Le Premier ministre d'Emmanuel Macron a eu une vie politique et professionnelle avant sa nomination. Certaines lignes de son CV feront sûrement parler...

Edouard Philippe, 46 ans, et une carrière précédant sa nomination
Edouard Philippe, 46 ans, et une carrière précédant sa nomination © Reuters / Christophe Archambault/Pool

Vous savez déjà que le nouveau Premier ministre aime la boxe et la pratique trois fois par semaine depuis deux ans.

Et qu’il a des talents d’imitateur, du moins pour un homme politique...

On sait aussi qu'Edouard Philippe a été brièvement socialiste "rocardien" avant de passer à droite et de travailler à la fondation de l'UMP avec Alain Juppé.

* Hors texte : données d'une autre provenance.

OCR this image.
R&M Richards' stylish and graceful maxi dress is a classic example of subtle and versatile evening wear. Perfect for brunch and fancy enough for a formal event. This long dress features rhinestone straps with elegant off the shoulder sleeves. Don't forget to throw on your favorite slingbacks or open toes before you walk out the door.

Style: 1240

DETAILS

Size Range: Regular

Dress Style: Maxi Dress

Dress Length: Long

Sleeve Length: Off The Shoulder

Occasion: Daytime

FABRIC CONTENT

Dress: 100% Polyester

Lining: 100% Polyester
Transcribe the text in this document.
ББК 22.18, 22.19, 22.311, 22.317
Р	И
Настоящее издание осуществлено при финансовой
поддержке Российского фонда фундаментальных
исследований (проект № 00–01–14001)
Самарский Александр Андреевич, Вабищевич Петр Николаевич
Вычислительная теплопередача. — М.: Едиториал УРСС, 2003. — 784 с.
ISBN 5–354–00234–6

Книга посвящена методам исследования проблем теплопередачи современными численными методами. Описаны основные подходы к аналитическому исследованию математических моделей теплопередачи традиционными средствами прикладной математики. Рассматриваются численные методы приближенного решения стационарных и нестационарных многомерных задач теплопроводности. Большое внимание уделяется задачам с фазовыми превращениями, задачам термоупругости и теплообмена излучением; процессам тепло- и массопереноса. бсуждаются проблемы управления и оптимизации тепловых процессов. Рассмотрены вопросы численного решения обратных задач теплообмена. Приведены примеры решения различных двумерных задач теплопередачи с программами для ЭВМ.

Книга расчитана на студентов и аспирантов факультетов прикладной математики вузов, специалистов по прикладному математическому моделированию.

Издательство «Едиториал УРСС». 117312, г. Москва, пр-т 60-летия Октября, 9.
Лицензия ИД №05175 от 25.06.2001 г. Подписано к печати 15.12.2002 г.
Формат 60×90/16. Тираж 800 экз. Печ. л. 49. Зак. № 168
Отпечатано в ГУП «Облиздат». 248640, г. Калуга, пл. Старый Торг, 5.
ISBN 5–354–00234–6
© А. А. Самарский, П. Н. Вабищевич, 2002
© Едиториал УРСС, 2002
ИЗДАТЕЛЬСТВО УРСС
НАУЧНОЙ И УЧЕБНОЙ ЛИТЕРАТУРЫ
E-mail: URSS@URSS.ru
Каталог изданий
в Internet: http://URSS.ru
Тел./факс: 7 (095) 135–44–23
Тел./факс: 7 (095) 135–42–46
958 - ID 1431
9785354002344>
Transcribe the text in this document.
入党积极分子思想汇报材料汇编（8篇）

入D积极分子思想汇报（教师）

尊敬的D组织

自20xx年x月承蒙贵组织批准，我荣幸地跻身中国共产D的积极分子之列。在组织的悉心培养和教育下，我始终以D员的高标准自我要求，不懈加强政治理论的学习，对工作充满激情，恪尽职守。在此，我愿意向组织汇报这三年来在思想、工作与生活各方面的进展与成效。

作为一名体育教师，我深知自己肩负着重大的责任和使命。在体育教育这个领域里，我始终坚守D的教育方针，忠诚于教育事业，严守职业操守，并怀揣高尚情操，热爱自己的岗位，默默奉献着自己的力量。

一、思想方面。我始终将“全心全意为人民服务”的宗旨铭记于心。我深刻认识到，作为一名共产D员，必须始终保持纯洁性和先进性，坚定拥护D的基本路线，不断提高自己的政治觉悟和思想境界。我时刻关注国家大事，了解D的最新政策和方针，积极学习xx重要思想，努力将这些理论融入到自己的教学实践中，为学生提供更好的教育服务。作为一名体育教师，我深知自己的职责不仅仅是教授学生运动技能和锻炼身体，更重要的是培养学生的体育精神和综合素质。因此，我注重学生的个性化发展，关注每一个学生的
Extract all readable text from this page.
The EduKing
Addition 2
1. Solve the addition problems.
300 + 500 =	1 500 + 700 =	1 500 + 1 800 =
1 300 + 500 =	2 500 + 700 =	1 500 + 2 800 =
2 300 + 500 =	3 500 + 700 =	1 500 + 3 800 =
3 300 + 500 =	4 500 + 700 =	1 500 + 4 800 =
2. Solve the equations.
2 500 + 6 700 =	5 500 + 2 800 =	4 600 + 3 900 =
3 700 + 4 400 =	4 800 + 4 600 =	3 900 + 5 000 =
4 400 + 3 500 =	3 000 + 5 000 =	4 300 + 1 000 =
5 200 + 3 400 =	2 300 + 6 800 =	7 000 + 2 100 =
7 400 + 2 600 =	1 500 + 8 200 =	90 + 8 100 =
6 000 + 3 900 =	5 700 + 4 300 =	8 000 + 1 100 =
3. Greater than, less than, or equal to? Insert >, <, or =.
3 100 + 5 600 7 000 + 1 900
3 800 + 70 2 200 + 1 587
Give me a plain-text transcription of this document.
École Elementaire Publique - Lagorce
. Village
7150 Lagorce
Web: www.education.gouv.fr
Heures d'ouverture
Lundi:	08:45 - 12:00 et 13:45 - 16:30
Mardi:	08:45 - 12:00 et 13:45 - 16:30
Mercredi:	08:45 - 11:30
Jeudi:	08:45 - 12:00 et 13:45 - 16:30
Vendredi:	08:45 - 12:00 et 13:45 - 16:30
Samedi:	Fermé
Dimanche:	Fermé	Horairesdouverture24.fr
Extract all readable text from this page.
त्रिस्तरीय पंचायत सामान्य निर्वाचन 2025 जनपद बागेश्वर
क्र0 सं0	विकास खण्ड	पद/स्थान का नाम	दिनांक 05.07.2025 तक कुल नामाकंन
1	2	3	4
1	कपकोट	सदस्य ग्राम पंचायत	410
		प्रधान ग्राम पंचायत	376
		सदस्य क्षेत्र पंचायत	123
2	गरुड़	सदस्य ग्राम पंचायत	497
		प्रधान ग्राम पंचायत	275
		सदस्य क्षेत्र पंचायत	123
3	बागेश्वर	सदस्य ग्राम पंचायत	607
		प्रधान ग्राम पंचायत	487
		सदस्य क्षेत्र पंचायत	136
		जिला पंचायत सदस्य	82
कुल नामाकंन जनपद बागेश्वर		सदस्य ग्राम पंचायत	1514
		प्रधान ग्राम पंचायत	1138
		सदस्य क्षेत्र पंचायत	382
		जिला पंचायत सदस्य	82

Ce sont d'autres passage de son CV qui risquent de lui poser problème dans sa nouvelle vie de premier ministre d'Emmanuel Macron. Car si les Français apprécient que les politiques n’aient pas connu seulement les cabinets ministériels ou les partis, parfois l'exercice de la vie professionnelle classique peut vous avoir fait passer dans un secteur ou une entreprise qui fera ensuite "problème".

Pour Edouard Philippe, c’est le groupe nucléaire Areva, dont il a été le directeur des affaires publiques de 2007 à 2010. Ce qui fait dire à Charlotte Mijeon, porte-parole du Réseau Sortir du nucléaire, que "c’est un signal exécrable et une nomination inquiétante". Selon elle, Edouard Philippe aurait joué un rôle de lobbyiste, pour Areva, auprès des élus de l’Assemblée nationale au sujet des mines d’uranium au Niger.

Ces votes qui parlent de vous

Surtout, la porte-parole du réseau Sortir du nucléaire s’interroge sur la politique écologique que mènera le gouvernement d’Edouard Philippe car "en tant que député du Havre, il a voté contre la loi de transition énergétique, et contre la loi sur la biodiversité." Et en tant que maire, Edouard Philippe s'est battu pour le maintien de la centrale thermique EDF, alimentée au charbon, qui emploie 180 personnes sur le site du Havre.

Sa position sur le "mariage pour tous" fera également parler. Lors du vote, le 12 février 2013, Edouard Philippe avait choisi de s’abstenir. A l'époque, ce n’était pas le mariage homosexuel en lui-même qui semblait lui poser problème, mais la gestation pour autrui (GPA) - qui n'a jamais été envisagée - et la procréation médicalement assistée (PMA), sur laquelle le gouvernement a reculé. La majorité de l'opposition de droite avait voté contre la loi Taubira. Seuls six députés ex-UMP avaient voté pour.

L'un de ses votes "contre" apparaît aujourd'hui sous une autre lumière, alors que l'un des premiers actes du nouveau gouvernement sera le projet de loi de moralisation de la vie publique. Le 11 octobre 2013, après l'affaire Cahuzac, l'Assemblée adopte la loi sur la transparence de la vie publique qui oblige les élus à fournir une déclaration d’intérêts et une déclaration de situation patrimoniale, rendus ensuite publiques. Edouard Philippe avait alors voté contre cette loi et en 2014 avait refusé d’actualiser la valeur de son patrimoine, ce qui lui avait valu un blâme de la Haute Autorité pour la Transparence de la vie publique, selon Médiapart. Il n'était pas seul dans son cas : 23 députés ou sénateurs avaient également des "blancs" dans leurs déclarations. Sa justification était alors une protestation : "Comme beaucoup de parlementaires sans doute, j’ai essayé de concilier le respect de la loi et une forme de mauvaise humeur."

A noter également à son "palmarès des votes contre" la loi sur le non-cumul des mandats en 2013, la loi sur la séparation bancaire qui visait à séparer le financement de l’économie d’un côté et les activités spéculatives des banques de l’autre en 2012 et en 2013, la loi relative à la lutte contre la fraude fiscale et la grande délinquance économique et financière.